Finite-lived intangible assets that meet certain criteria continue to be amortized over their useful lives and are also subject to an impairment test based on estimated undiscounted cash flows when impairment indicators exist.   The Company performs the required impairment test of goodwill in the fourth quarter or more frequently if events or changes in circumstances indicate that the carrying value may exceed the fair value. No impairment was recognized during the third quarter and nine months ended September 25, 2011.  There have been no material changes to the methods of evaluating goodwill and intangible asset impairments during 2011.  The Company does not believe there is a reasonable likelihood that there will be a material change in the estimates or assumptions used to determine impairment in the foreseeable future.
 
In September 2011, the Company acquired certain assets of Syracuse, Indiana-based A.I.A. Countertops, LLC (“AIA”).  The purchase was determined to be a business combination and the intangible assets recorded as a result of the acquisition included (in thousands): customer relationships - $2,751; trademarks - $641; non-compete agreements - $312; and goodwill - $1,162. The goodwill recognized is attributable to expected operating synergies, the acquired workforce and other factors.  None of the goodwill is expected to be deductible for income tax purposes.  The AIA reporting unit is included in the Manufacturing segment.  See Note 5 for further details.

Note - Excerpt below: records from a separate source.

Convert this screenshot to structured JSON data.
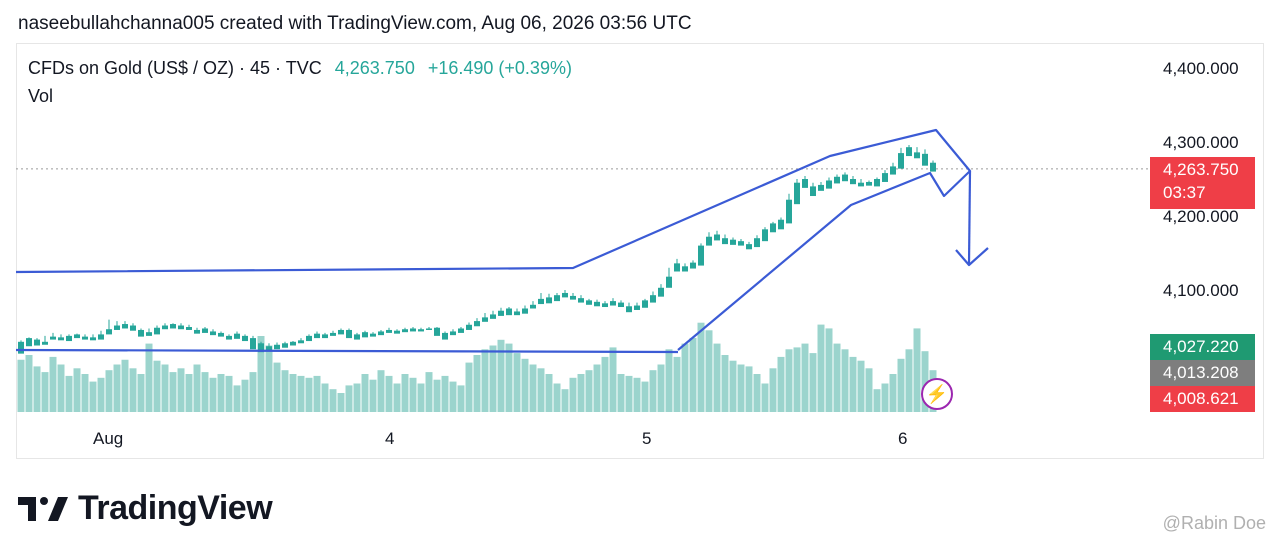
{
  "header": {
    "attribution": "naseebullahchanna005 created with TradingView.com, Aug 06, 2026 03:56 UTC"
  },
  "legend": {
    "symbol": "CFDs on Gold (US$ / OZ) · 45 · TVC",
    "last": "4,263.750",
    "change": "+16.490 (+0.39%)",
    "vol_label": "Vol"
  },
  "price_tags": {
    "current_price": "4,263.750",
    "countdown": "03:37",
    "green": "4,027.220",
    "gray": "4,013.208",
    "red": "4,008.621"
  },
  "colors": {
    "up": "#26a69a",
    "down": "#ef5350",
    "vol_up": "#9bd4cd",
    "vol_down": "#f4a4a2",
    "drawing": "#3b5bd5",
    "flash": "#9c27b0"
  },
  "footer": {
    "brand": "TradingView",
    "watermark": "@Rabin Doe"
  },
  "chart_data": {
    "type": "candlestick",
    "title": "CFDs on Gold (US$ / OZ) · 45 · TVC",
    "y_ticks": [
      "4,400.000",
      "4,300.000",
      "4,200.000",
      "4,100.000"
    ],
    "y_tick_values": [
      4400,
      4300,
      4200,
      4100
    ],
    "x_ticks": [
      "Aug",
      "4",
      "5",
      "6"
    ],
    "ylim": [
      3975,
      4440
    ],
    "last_price": 4263.75,
    "candles": [
      [
        4030,
        4032,
        4022,
        4014
      ],
      [
        4035,
        4036,
        4027,
        4024
      ],
      [
        4033,
        4035,
        4028,
        4025
      ],
      [
        4030,
        4038,
        4028,
        4026
      ],
      [
        4037,
        4042,
        4034,
        4033
      ],
      [
        4036,
        4040,
        4033,
        4032
      ],
      [
        4038,
        4040,
        4034,
        4031
      ],
      [
        4040,
        4041,
        4036,
        4035
      ],
      [
        4037,
        4040,
        4035,
        4033
      ],
      [
        4036,
        4040,
        4034,
        4032
      ],
      [
        4040,
        4045,
        4036,
        4033
      ],
      [
        4047,
        4060,
        4043,
        4040
      ],
      [
        4052,
        4058,
        4050,
        4046
      ],
      [
        4054,
        4058,
        4052,
        4048
      ],
      [
        4052,
        4055,
        4047,
        4045
      ],
      [
        4046,
        4048,
        4040,
        4037
      ],
      [
        4043,
        4048,
        4040,
        4038
      ],
      [
        4049,
        4052,
        4043,
        4040
      ],
      [
        4052,
        4055,
        4050,
        4047
      ],
      [
        4054,
        4055,
        4051,
        4048
      ],
      [
        4052,
        4055,
        4049,
        4047
      ],
      [
        4050,
        4053,
        4047,
        4046
      ],
      [
        4046,
        4049,
        4044,
        4041
      ],
      [
        4048,
        4050,
        4043,
        4042
      ],
      [
        4044,
        4047,
        4041,
        4039
      ],
      [
        4042,
        4044,
        4040,
        4037
      ],
      [
        4038,
        4040,
        4036,
        4033
      ],
      [
        4041,
        4044,
        4037,
        4034
      ],
      [
        4038,
        4040,
        4034,
        4031
      ],
      [
        4035,
        4038,
        4024,
        4020
      ],
      [
        4028,
        4030,
        4020,
        4016
      ],
      [
        4024,
        4028,
        4022,
        4018
      ],
      [
        4026,
        4029,
        4024,
        4020
      ],
      [
        4028,
        4030,
        4025,
        4022
      ],
      [
        4030,
        4031,
        4027,
        4025
      ],
      [
        4032,
        4035,
        4030,
        4028
      ],
      [
        4038,
        4040,
        4033,
        4031
      ],
      [
        4041,
        4044,
        4036,
        4035
      ],
      [
        4040,
        4042,
        4038,
        4035
      ],
      [
        4042,
        4045,
        4040,
        4038
      ],
      [
        4046,
        4048,
        4041,
        4040
      ],
      [
        4046,
        4048,
        4037,
        4035
      ],
      [
        4040,
        4042,
        4036,
        4033
      ],
      [
        4043,
        4045,
        4038,
        4036
      ],
      [
        4041,
        4043,
        4039,
        4037
      ],
      [
        4044,
        4046,
        4041,
        4039
      ],
      [
        4046,
        4049,
        4043,
        4042
      ],
      [
        4045,
        4047,
        4043,
        4041
      ],
      [
        4047,
        4049,
        4045,
        4043
      ],
      [
        4048,
        4050,
        4046,
        4044
      ],
      [
        4047,
        4049,
        4046,
        4044
      ],
      [
        4048,
        4050,
        4047,
        4046
      ],
      [
        4049,
        4050,
        4040,
        4038
      ],
      [
        4042,
        4044,
        4036,
        4033
      ],
      [
        4044,
        4047,
        4040,
        4039
      ],
      [
        4048,
        4050,
        4043,
        4042
      ],
      [
        4053,
        4056,
        4048,
        4046
      ],
      [
        4058,
        4062,
        4053,
        4051
      ],
      [
        4063,
        4069,
        4058,
        4057
      ],
      [
        4067,
        4072,
        4062,
        4061
      ],
      [
        4072,
        4076,
        4066,
        4065
      ],
      [
        4075,
        4077,
        4068,
        4066
      ],
      [
        4071,
        4075,
        4068,
        4066
      ],
      [
        4075,
        4079,
        4070,
        4068
      ],
      [
        4080,
        4085,
        4077,
        4075
      ],
      [
        4088,
        4096,
        4083,
        4081
      ],
      [
        4090,
        4095,
        4086,
        4082
      ],
      [
        4093,
        4096,
        4087,
        4085
      ],
      [
        4096,
        4100,
        4092,
        4090
      ],
      [
        4092,
        4096,
        4089,
        4087
      ],
      [
        4089,
        4093,
        4086,
        4083
      ],
      [
        4086,
        4088,
        4082,
        4080
      ],
      [
        4084,
        4087,
        4080,
        4078
      ],
      [
        4082,
        4085,
        4079,
        4077
      ],
      [
        4085,
        4089,
        4081,
        4079
      ],
      [
        4083,
        4086,
        4080,
        4077
      ],
      [
        4078,
        4083,
        4072,
        4070
      ],
      [
        4079,
        4083,
        4075,
        4073
      ],
      [
        4086,
        4088,
        4078,
        4076
      ],
      [
        4093,
        4098,
        4085,
        4083
      ],
      [
        4103,
        4108,
        4093,
        4091
      ],
      [
        4118,
        4130,
        4105,
        4103
      ],
      [
        4136,
        4142,
        4130,
        4125
      ],
      [
        4132,
        4136,
        4128,
        4125
      ],
      [
        4137,
        4140,
        4131,
        4129
      ],
      [
        4160,
        4163,
        4135,
        4133
      ],
      [
        4172,
        4178,
        4165,
        4160
      ],
      [
        4175,
        4180,
        4169,
        4167
      ],
      [
        4170,
        4175,
        4165,
        4162
      ],
      [
        4168,
        4171,
        4164,
        4161
      ],
      [
        4166,
        4169,
        4162,
        4160
      ],
      [
        4162,
        4165,
        4158,
        4155
      ],
      [
        4170,
        4174,
        4160,
        4158
      ],
      [
        4182,
        4185,
        4168,
        4166
      ],
      [
        4190,
        4192,
        4180,
        4178
      ],
      [
        4195,
        4198,
        4185,
        4182
      ],
      [
        4222,
        4230,
        4192,
        4190
      ],
      [
        4245,
        4250,
        4218,
        4216
      ],
      [
        4250,
        4254,
        4240,
        4238
      ],
      [
        4240,
        4245,
        4230,
        4227
      ],
      [
        4242,
        4246,
        4237,
        4234
      ],
      [
        4248,
        4252,
        4240,
        4237
      ],
      [
        4253,
        4256,
        4246,
        4244
      ],
      [
        4256,
        4259,
        4250,
        4247
      ],
      [
        4250,
        4254,
        4245,
        4243
      ],
      [
        4245,
        4250,
        4242,
        4240
      ],
      [
        4246,
        4248,
        4243,
        4241
      ],
      [
        4250,
        4252,
        4243,
        4240
      ],
      [
        4258,
        4262,
        4248,
        4246
      ],
      [
        4267,
        4272,
        4257,
        4256
      ],
      [
        4285,
        4292,
        4265,
        4264
      ],
      [
        4293,
        4296,
        4283,
        4281
      ],
      [
        4286,
        4293,
        4282,
        4278
      ],
      [
        4284,
        4290,
        4270,
        4268
      ],
      [
        4272,
        4275,
        4262,
        4260
      ]
    ],
    "volume": [
      55,
      60,
      48,
      42,
      58,
      50,
      38,
      46,
      40,
      32,
      36,
      44,
      50,
      55,
      46,
      40,
      72,
      54,
      50,
      42,
      46,
      40,
      50,
      42,
      36,
      40,
      38,
      28,
      34,
      42,
      80,
      70,
      52,
      44,
      40,
      38,
      36,
      38,
      30,
      24,
      20,
      28,
      30,
      40,
      34,
      44,
      38,
      30,
      40,
      36,
      30,
      42,
      34,
      38,
      32,
      28,
      52,
      60,
      66,
      70,
      76,
      72,
      62,
      56,
      50,
      46,
      40,
      30,
      24,
      36,
      40,
      44,
      50,
      58,
      68,
      40,
      38,
      36,
      32,
      44,
      50,
      66,
      58,
      72,
      78,
      94,
      86,
      72,
      60,
      54,
      50,
      48,
      40,
      30,
      46,
      58,
      66,
      68,
      72,
      62,
      92,
      88,
      72,
      66,
      58,
      54,
      46,
      24,
      30,
      40,
      56,
      66,
      88,
      64,
      44
    ],
    "series": [
      {
        "name": "Vol",
        "type": "volume"
      }
    ]
  }
}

In June 2011, the Company acquired certain assets of Elkhart, Indiana-based Praxis Group (“Praxis”).  The purchase was determined to be a business combination and the intangible assets recorded as a result of the acquisition included (in thousands): customer relationships - $399; and non-compete agreements - $30.  See Note 5 for further details.
 
Changes in the carrying amount of goodwill for the nine months ended September 25, 2011 by segment are as follows:
 
(thousands)
 
Manufacturing
  
Distribution
  
Total
 
Balance – January 1, 2011
 $2,861  $105  $2,966 
Acquisition
  1,162   -   1,162 
Balance – September 25, 2011
 $4,023  $105  $4,128 

As of September 25, 2011, the remaining intangible assets balance of $11.5 million is comprised of $2.0 million of trademarks which have an indefinite life, and therefore, no amortization expense has been recorded, and $9.5 million pertaining to customer relationships and non-compete agreements which are being amortized over periods ranging from 2 to 19 years.  

Other intangible assets, net consist of the following as of September 25, 2011 and December 31, 2010:

(thousands)
 
Sept. 25,
2011
  
Dec. 31,
2010
 
Trademarks
 $2,041  $1,400 
Customer relationships
  10,082   6,932 
Non-compete agreements
  828   486 
    12,951   8,818 
Less: accumulated amortization
  (1,455)  (917)
Other intangible assets, net
 $11,496  $7,901 

Changes in the carrying value of other intangible assets for the nine months ended September 25, 2011 by segment are as follows:
 
(thousands)
 
Manufacturing
  
Distribution
  
Total
 
Balance – January 1, 2011
 $7,167  $734  $7,901 
Acquisitions
  3,704   429   4,133 
Amortization
  (377)  (161)  (538)
Balance – September 25, 2011
 $10,494  $1,002  $11,496 
 
The intangible assets within the Manufacturing segment related to the AIA acquisition will be amortized beginning in the fourth quarter of 2011.